Topic: "Bank Prank" (5)
Frodo reports that he came to a complete stop while perusing the Business Section of the Shire Daily News. Knowing that more than 80 banks have failed so far in this calendar year, Frodo was quietly scanning the list in order to orient himself to the depths of the dilemma. To find the name of "The First National Bank of Beverly Hills" was almost too much for the Hobbit to absorb, especially since he was intimately aware of the identity of the institution's largest depositor. As do you, dear reader.
"Well, the first thing ya know, old Jed's a millionaire. The kin folks said 'Jed, move away from there.' Said 'Californy is the place ya oughtta be!', so they loaded up the truck and they moved to Beverly. Hills, that is. Swiimin' pools, Movie stars. . ."
Mr. Drysdale must be crushed, to know that under his leadership, loyal Miss Hathaway (who had the serious 'hots' for Jethro) has lost her job. What's more, since the Federal Deposit Insurance Corporation (FDIC, to you acronym freaks) only insures individual depositor accounts to $250K (that's thousands, in economics speak), the Clampetts have lost nearly all of the wealth they entrusted to the First National Bank of Beverly Hills on the day that they arrived, fresh from their oil strike in Arkansas.
Although their Beverly Hills mansion, sitting in front of the "cement pond," was purchased with cash, it is unlikely that the remainder of the Clampett fortune will long survive property taxes in cash-poor California.

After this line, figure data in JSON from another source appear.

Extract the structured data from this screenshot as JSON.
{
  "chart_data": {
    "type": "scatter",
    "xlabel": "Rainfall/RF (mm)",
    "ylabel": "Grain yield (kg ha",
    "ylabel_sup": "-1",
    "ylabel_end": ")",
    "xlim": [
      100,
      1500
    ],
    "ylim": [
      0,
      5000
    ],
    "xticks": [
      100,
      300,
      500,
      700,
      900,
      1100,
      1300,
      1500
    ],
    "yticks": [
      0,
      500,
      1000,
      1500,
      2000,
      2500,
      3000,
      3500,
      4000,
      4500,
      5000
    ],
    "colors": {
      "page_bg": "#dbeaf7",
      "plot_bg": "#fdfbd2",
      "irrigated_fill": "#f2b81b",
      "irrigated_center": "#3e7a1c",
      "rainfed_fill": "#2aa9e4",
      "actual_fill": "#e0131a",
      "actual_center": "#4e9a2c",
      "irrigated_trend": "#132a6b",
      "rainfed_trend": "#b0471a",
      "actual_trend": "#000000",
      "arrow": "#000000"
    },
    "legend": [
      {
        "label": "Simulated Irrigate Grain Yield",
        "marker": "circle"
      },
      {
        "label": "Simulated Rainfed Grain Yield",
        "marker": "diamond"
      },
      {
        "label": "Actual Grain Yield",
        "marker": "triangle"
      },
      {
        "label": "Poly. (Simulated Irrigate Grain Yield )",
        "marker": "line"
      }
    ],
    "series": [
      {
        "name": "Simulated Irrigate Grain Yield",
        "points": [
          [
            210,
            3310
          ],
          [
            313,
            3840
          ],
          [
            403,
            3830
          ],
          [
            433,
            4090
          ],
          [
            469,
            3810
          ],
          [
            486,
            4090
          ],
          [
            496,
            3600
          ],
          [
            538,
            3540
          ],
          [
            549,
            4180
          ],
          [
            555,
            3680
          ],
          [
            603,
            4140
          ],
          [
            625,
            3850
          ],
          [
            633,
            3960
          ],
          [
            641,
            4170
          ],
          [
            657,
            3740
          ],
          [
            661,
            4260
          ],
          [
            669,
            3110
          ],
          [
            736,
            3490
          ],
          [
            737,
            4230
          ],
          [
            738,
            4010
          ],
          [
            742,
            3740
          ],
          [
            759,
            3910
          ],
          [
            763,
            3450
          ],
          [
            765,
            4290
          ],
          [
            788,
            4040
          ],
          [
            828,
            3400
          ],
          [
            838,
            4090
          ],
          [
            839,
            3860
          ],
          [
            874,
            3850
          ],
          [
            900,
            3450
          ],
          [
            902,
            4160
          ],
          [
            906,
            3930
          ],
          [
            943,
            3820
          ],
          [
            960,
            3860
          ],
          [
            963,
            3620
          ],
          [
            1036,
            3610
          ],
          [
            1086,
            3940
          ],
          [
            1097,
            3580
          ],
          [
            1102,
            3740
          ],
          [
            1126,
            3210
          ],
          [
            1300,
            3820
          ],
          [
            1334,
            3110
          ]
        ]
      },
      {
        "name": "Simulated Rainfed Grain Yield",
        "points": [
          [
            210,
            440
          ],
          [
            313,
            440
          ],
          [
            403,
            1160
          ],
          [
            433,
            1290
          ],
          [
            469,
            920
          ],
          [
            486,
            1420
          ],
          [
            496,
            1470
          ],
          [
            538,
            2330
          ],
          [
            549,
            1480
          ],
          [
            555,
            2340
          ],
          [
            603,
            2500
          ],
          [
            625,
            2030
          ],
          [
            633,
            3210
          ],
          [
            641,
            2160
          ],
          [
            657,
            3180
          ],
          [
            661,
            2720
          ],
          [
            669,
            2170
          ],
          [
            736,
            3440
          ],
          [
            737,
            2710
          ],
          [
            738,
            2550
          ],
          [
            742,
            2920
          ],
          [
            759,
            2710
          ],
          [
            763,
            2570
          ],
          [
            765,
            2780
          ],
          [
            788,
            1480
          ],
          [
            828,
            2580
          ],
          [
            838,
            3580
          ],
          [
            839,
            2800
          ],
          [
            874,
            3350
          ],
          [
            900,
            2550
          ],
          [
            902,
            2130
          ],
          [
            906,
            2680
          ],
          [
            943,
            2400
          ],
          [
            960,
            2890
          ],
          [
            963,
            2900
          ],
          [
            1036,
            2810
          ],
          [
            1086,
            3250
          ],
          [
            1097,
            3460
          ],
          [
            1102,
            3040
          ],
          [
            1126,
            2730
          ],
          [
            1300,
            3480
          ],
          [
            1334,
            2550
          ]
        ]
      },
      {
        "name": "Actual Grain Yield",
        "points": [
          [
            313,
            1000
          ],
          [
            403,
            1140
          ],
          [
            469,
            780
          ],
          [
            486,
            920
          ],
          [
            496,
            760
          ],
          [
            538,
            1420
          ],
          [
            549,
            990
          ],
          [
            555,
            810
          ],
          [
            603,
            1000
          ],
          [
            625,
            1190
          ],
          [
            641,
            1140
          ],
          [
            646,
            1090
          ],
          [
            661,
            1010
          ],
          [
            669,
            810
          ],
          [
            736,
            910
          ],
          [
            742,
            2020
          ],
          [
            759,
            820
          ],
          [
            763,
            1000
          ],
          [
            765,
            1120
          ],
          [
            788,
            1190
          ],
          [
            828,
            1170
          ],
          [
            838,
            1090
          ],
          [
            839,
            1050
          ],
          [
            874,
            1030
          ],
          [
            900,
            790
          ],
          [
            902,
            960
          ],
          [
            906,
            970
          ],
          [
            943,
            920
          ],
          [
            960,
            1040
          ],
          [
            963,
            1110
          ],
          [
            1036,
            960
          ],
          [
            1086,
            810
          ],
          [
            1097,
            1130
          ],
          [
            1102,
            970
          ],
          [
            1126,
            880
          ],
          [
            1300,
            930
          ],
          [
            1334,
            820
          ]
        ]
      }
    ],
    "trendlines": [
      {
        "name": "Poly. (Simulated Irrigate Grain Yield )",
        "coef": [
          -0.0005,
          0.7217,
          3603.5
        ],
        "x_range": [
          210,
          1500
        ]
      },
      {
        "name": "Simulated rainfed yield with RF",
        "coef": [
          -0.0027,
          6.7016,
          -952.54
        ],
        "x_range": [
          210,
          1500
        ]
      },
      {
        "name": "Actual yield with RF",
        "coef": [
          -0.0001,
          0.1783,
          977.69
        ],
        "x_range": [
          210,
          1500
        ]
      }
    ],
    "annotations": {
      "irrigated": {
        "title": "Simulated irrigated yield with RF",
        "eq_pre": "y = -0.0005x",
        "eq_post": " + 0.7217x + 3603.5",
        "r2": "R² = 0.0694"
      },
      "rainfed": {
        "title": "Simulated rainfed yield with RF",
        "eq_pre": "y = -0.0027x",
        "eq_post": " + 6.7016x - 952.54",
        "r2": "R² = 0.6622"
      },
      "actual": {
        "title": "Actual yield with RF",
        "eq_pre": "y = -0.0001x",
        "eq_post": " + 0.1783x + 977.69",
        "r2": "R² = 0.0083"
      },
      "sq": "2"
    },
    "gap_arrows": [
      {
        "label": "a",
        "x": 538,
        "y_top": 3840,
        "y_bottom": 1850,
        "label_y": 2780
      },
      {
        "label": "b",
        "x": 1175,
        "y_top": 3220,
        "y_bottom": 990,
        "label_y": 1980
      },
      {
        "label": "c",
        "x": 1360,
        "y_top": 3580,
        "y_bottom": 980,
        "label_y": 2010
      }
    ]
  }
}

The "For Sale" sign in the front yard distresses both Granny and Elly Mae, but it will make the drive back home to Arkansas downright onerous for Jed. Everybody knows that he'll take a big loss on the sale of the mansion, under these circumstances, so the question begs if there will be sufficient assets to even buy back the old family home in Arkansas?
Frodo opines that the American Spirit presupposes the possibility that Jed will one day again be huntin' possum, and a repeatedly errant shot will open yet another petroleum production platform in America's Heartland. The bad news being that oil consumption, and prices, are dropping steadily. In Georgia, according to Frodo, we know a lot about how much it pours when it rains.